Encoding, Decoding, and Managing Schemas

Learn how to manage log schemas with Vector.

type: guide domain: schemas

Before you begin, this guide assumes the following:

Data comes in all shapes and sizes. Vector has an array (let’s call it a vector 😎) of composable functionality for decoding your events in the right format, transforming them into the right shape, and passing that data on downstream.

While your first uses of Vector might be connecting stdin to honeycomb, eventually you’re going to have other requirements. Maybe regional laws prevent you from shipping certain data, or you need to do some data munging to conform some logs to the rest of your system. With a little configuration we can teach Vector to solve all these problems!

Overriding Global Field Names

By default, Vector primarily operates on three fields: host, message, and timestamp.

{
  "host": "my.host.com",
  "message": "some important content",
  "timestamp": "2019-11-01T21:15:47+00:00"
}

Vector sets these fields on logs as it ingests data (from a source). It may be that your data does not follow this convention. In this case you can modify the global defaults for all incoming data in the log_schema section of your vector.toml.

[log_schema]
host_key = "instance" # default "host"
message_key = "info" # default "message"
timestamp_key = "datetime" # default "timestamp"

# Sources, transforms, and sinks...
Not all sources use the host field.

We find this feature is useful when used with simple configs! As your number of components grows, your needs will change and you’ll likely need to configure this at a more fine-grained level.

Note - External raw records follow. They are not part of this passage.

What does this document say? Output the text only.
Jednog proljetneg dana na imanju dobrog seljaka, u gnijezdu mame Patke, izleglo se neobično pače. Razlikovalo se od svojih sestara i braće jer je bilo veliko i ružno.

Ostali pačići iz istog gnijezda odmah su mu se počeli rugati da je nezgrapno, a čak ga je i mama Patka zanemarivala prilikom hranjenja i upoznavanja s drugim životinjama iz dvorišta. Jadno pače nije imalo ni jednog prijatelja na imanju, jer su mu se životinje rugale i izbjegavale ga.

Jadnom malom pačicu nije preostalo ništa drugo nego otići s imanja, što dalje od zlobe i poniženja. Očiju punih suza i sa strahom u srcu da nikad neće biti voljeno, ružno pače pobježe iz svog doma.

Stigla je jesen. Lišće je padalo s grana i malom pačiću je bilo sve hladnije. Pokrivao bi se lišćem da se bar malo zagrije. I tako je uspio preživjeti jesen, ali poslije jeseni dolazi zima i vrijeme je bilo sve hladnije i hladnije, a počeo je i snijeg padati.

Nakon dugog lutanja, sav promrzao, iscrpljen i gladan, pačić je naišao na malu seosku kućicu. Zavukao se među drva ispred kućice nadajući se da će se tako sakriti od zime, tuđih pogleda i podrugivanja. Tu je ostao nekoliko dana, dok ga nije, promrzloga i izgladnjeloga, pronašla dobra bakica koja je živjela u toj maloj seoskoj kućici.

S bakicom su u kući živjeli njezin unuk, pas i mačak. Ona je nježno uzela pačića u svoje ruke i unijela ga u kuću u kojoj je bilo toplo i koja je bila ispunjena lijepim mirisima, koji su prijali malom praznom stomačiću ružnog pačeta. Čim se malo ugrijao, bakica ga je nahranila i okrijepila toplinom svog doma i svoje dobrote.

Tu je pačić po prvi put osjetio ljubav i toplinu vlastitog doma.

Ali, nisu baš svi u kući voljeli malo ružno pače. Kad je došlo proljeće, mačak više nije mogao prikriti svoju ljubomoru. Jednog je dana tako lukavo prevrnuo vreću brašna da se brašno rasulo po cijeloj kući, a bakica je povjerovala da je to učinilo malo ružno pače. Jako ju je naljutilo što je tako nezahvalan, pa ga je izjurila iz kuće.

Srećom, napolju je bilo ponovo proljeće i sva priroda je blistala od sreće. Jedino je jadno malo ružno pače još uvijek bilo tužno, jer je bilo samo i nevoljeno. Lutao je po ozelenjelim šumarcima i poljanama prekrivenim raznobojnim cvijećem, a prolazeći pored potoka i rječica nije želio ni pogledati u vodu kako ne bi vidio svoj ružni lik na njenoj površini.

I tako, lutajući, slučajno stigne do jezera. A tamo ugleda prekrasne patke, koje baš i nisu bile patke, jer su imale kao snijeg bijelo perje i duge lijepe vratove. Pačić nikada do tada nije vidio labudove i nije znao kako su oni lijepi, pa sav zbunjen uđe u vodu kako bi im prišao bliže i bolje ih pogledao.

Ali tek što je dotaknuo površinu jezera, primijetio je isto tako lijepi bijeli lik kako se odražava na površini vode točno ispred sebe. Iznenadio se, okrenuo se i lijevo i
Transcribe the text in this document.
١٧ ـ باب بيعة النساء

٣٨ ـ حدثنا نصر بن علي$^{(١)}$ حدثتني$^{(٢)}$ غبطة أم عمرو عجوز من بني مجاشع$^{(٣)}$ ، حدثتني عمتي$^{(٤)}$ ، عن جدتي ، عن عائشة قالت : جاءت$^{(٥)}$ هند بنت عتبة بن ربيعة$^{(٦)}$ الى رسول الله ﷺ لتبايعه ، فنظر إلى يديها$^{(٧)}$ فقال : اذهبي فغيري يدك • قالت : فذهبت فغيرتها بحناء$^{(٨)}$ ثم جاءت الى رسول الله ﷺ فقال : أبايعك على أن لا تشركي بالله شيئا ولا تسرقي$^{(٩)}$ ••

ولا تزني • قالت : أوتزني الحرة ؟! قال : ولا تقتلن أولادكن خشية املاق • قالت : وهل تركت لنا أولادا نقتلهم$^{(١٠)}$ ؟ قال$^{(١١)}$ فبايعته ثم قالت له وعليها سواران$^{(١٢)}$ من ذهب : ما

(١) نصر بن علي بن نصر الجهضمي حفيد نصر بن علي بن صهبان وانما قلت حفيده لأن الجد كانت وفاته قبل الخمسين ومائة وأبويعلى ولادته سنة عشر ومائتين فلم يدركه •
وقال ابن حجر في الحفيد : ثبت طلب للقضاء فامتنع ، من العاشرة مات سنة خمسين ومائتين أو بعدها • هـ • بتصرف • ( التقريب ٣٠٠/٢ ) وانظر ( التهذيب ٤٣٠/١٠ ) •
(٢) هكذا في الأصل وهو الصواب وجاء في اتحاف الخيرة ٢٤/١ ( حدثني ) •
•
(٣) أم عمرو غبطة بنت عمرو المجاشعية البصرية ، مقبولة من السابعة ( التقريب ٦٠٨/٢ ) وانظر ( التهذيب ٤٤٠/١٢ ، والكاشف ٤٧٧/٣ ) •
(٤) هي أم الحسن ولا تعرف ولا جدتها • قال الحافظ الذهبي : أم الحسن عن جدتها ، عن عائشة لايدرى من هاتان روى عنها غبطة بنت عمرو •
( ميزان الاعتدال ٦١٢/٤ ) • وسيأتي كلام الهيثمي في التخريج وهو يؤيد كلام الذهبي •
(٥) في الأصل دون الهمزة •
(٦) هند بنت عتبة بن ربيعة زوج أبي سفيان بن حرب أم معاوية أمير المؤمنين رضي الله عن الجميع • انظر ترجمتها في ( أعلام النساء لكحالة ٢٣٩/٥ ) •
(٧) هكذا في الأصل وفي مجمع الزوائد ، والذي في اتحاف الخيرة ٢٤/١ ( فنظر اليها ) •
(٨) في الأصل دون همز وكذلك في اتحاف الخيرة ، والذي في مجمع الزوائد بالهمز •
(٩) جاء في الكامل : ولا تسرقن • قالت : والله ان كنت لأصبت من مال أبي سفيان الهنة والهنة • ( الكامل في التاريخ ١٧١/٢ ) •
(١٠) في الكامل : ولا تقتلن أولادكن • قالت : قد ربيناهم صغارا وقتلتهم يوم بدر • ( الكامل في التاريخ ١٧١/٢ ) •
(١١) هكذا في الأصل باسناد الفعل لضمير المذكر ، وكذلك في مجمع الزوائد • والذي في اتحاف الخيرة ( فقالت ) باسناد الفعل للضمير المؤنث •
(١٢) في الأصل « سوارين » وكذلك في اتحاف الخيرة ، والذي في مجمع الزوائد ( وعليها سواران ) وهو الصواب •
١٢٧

Example: Custom timestamp field

Some services will produce logs with the timestamp field mapped to @timestamp or some other value.

If your vector pipeline is only working with data passing through these systems, you can add the following to your vector.toml:

[log_schema]
  timestamp_key = "@timestamp"  # Applies to all sources, sinks, and transforms!

[sources.my_naming_confused_source]
  type = "logplex"
  address = "0.0.0.0:8088"

Pipeline field filtering

Sometimes it is advantageous to filter out specific fields during the pipeline. You can use a remap transform to do this.

Commonly you’ll want to do this near either the source or sink of your pipeline. Some example use cases:

  • Dropping email, passport_number, or other personally identifiable information from logs before distributing them to third party services.
  • Filtering data for compliance with the GDPR or other regional laws. (eg EU to US dataflows)
  • Reducing the volume of data on a particular endpoint.

A transform of this type looks like this:

[transforms.strip_personal_details]
type = "remap"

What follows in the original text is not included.